Simply named X1, I upgraded last Sunday, since its rollout to various markets began last Fall. And by many accounts, X1 has the potential to be the only connected TV device television households need given the platform continues to iterate and evolve.
After using it for a week, three things really stand out for me:
- DVR Everywhere: At last, all my TVs access a single DVR library so now I only need to set recordings in 1 place and then recorded shows can be watched on any of my TVs. You can record up to 4 shows at a time while watching TV and Comcast will be expanding the number of “tuners” later this year for even more simultaneous recording capability. This cloud-based approach will roll out later this year and hopefully (one day) allow DVR’d programs to be watched on Xfinity’s iOS app – something I personally can’t wait for as more and more of my TV consumption shifts to my iPad.
- iPhone Remote: X1 has its own iPhone remote control app that could essentially replace its standard remote control with the exception of power on/off. While many of the app remote functions would be quicker by just using the regular remote control, there are two features that save time including shortcuts to filter the guide/on-demand library and, most helpful, is the voice control to find programs. Sort of Siri-like, voice commands include things like “Watch <program name> or <channel name> or <network name>” to easily change channels or “Find <program name>” to search for a specific title, or advanced guide filtering like “show me all movies on <network name>.”
- Visual Interface: The entire user experience looks and feels modern – an enormous step forward from Comcast’s previous platform. The on-screen guide is clean and visual and movement from screen to screen is very fluid. The use of TV show/movie art makes program discovery that much easier.

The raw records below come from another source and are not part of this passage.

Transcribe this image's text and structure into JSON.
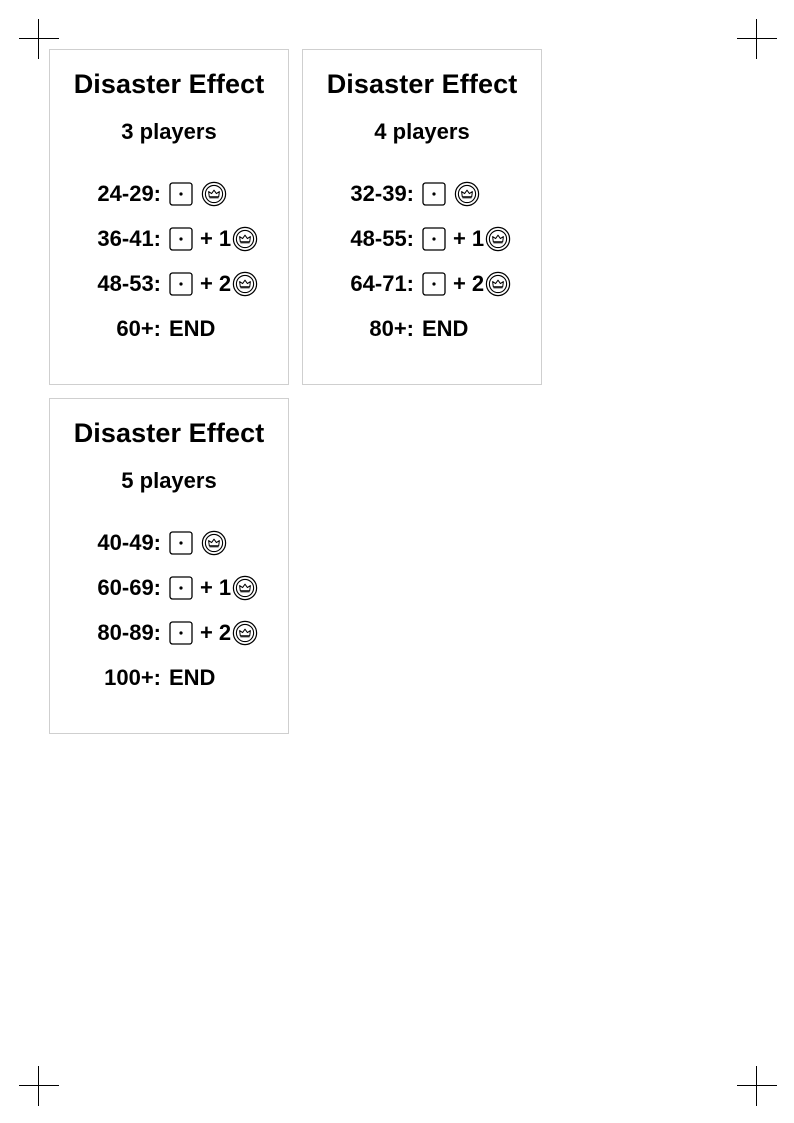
{
  "cards": [
    {
      "title": "Disaster Effect",
      "players": "3 players",
      "rows": [
        {
          "range": "24-29:",
          "plus": "",
          "count": ""
        },
        {
          "range": "36-41:",
          "plus": "+",
          "count": "1"
        },
        {
          "range": "48-53:",
          "plus": "+",
          "count": "2"
        }
      ],
      "end": {
        "range": "60+:",
        "text": "END"
      }
    },
    {
      "title": "Disaster Effect",
      "players": "4 players",
      "rows": [
        {
          "range": "32-39:",
          "plus": "",
          "count": ""
        },
        {
          "range": "48-55:",
          "plus": "+",
          "count": "1"
        },
        {
          "range": "64-71:",
          "plus": "+",
          "count": "2"
        }
      ],
      "end": {
        "range": "80+:",
        "text": "END"
      }
    },
    {
      "title": "Disaster Effect",
      "players": "5 players",
      "rows": [
        {
          "range": "40-49:",
          "plus": "",
          "count": ""
        },
        {
          "range": "60-69:",
          "plus": "+",
          "count": "1"
        },
        {
          "range": "80-89:",
          "plus": "+",
          "count": "2"
        }
      ],
      "end": {
        "range": "100+:",
        "text": "END"
      }
    }
  ],
  "icons": {
    "die": "die-icon",
    "crown": "crown-token-icon"
  }
}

While X1 comes with a few apps like Pandora, the most important apps to smart/connected TV users are streaming content apps like Netflix and Hulu Plus. Since the X1 platform is IP connected, it’s technically possible for the platform to house these apps – the hurdle will be for Comcast to successfully negotiate deals with these streaming content providers. Until then, it’s one of the biggest reasons why the platform shows potential as a connected TV but not quite there yet.
Comcast is currently in beta with a sort of “airplay-like” functionality called “Send to TV” - although it only works (at the moment) via a browser-based bookmarklet that needs to be installed.
So what’s in store for the platform? Developers in Comcast Labs are currently working on voice control features for Android phones as well as for regular remotes. Later this year the second version of the platform, aptly called “X2,” will be available for customers, which will bring much more personalization, customization, social features, and a better integrated cross-device experience. And this is where things get even more exciting as true convergence – that thing we all dreamed about 15 years ago – really begins to happen.
Due in large part to IP technology, new and valuable experiences around television are evolving a break neck speed – further placing TV in the “new media” category.